Sources indicate that if the MCA finds sufficient evidence during its inquiry a referral to the SFIO may not be required.
The probe, initiated under Section 210 of the Companies Act, was triggered by allegations of cash diversion highlighted in an interim report by the Securities and Exchange Board of India (SEBI) last month.
“We want to gather all evidence and complete the investigation internally while the matter is still hot,” an official source said.
The MCA has been conducting due diligence on the Gensol Engineering fund-diversion issue since April through the offices of the director general and the registrar of companies. As per sources the government is examining the financial records of approximately 17 entities related to Gensol Engineering.
NFRA Probes Gensol
The National Financial Reporting Authority (NFRA) has launched a preliminary investigation into Gensol Engineering’s financial records in response to inconsistency allegations, according to Ravneet Kaur, the audit regulator’s chief.
Kaur, who also leads the competition regulator, said the investigation was initiated following a referral from SEBI. She made these remarks on the sidelines of an event on Tuesday.
This investigation expands the ongoing probe into Gensol, which began with SEBI’s report last month.
Officials noted that the NFRA inquiry will examine the role of auditors if any in the suspected inconsistency at Gensol and whether proper audit procedures were followed.
ICAI Probe
If the Institute of Chartered Accountants of India’s (ICAI) financial reporting review board determines that the financial statements of the relevant entities are not “true and fair” it may refer the matter to the ICAI’s disciplinary committee for further action against the auditors.

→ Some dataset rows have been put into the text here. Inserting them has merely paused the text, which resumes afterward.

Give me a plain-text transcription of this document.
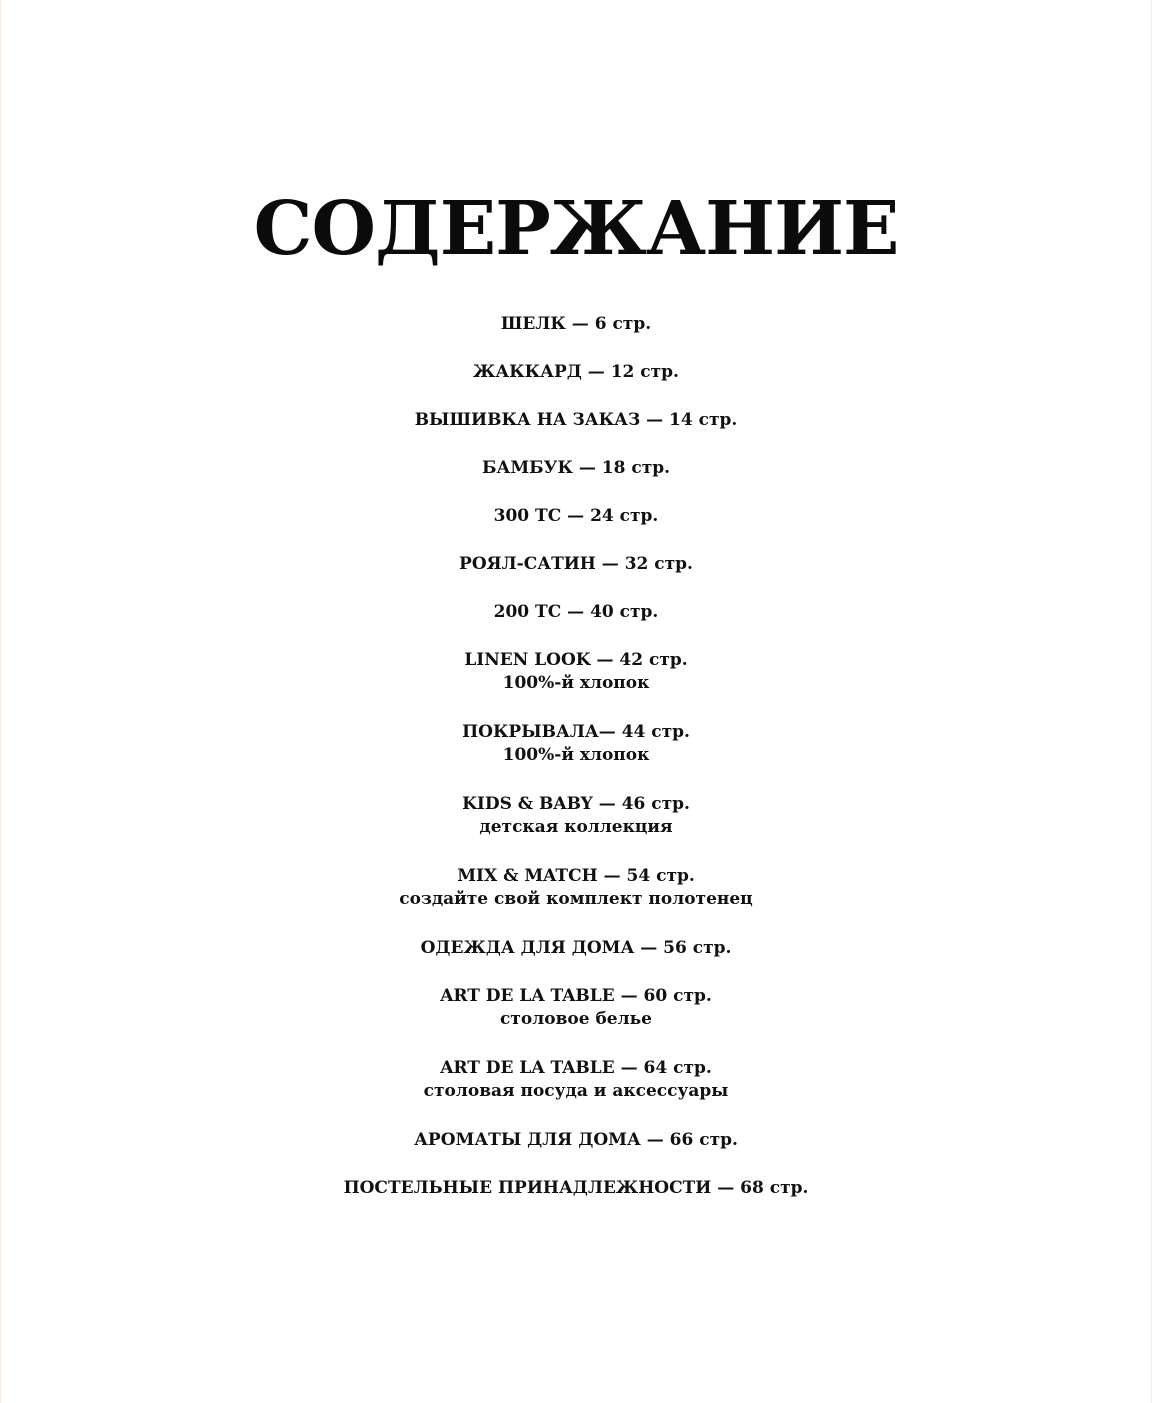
СОДЕРЖАНИЕ
ШЕЛК — 6 стр.
ЖАККАРД — 12 стр.
ВЫШИВКА НА ЗАКАЗ — 14 стр.
БАМБУК — 18 стр.
300 ТС — 24 стр.
РОЯЛ-САТИН — 32 стр.
200 ТС — 40 стр.
LINEN LOOK — 42 стр.
100%-й хлопок
ПОКРЫВАЛА— 44 стр.
100%-й хлопок
KIDS & BABY — 46 стр.
детская коллекция
MIX & MATCH — 54 стр.
создайте свой комплект полотенец
ОДЕЖДА ДЛЯ ДОМА — 56 стр.
ART DE LA TABLE — 60 стр.
столовое белье
ART DE LA TABLE — 64 стр.
столовая посуда и аксессуары
АРОМАТЫ ДЛЯ ДОМА — 66 стр.
ПОСТЕЛЬНЫЕ ПРИНАДЛЕЖНОСТИ — 68 стр.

In April SEBI suspended Gensol’s proprietors brothers Anmol and Puneet Jaggi from participating in stock markets and ordered a forensic investigation into their listed renewable-energy company.
The capital markets regulator’s interim evaluation found that the brothers diverted funds and that the company’s governance failed. The brothers face allegations of misusing term loans obtained by Gensol from the state-run Indian Renewable Energy Development Agency (IREDA) and Power Finance Corporation (PFC).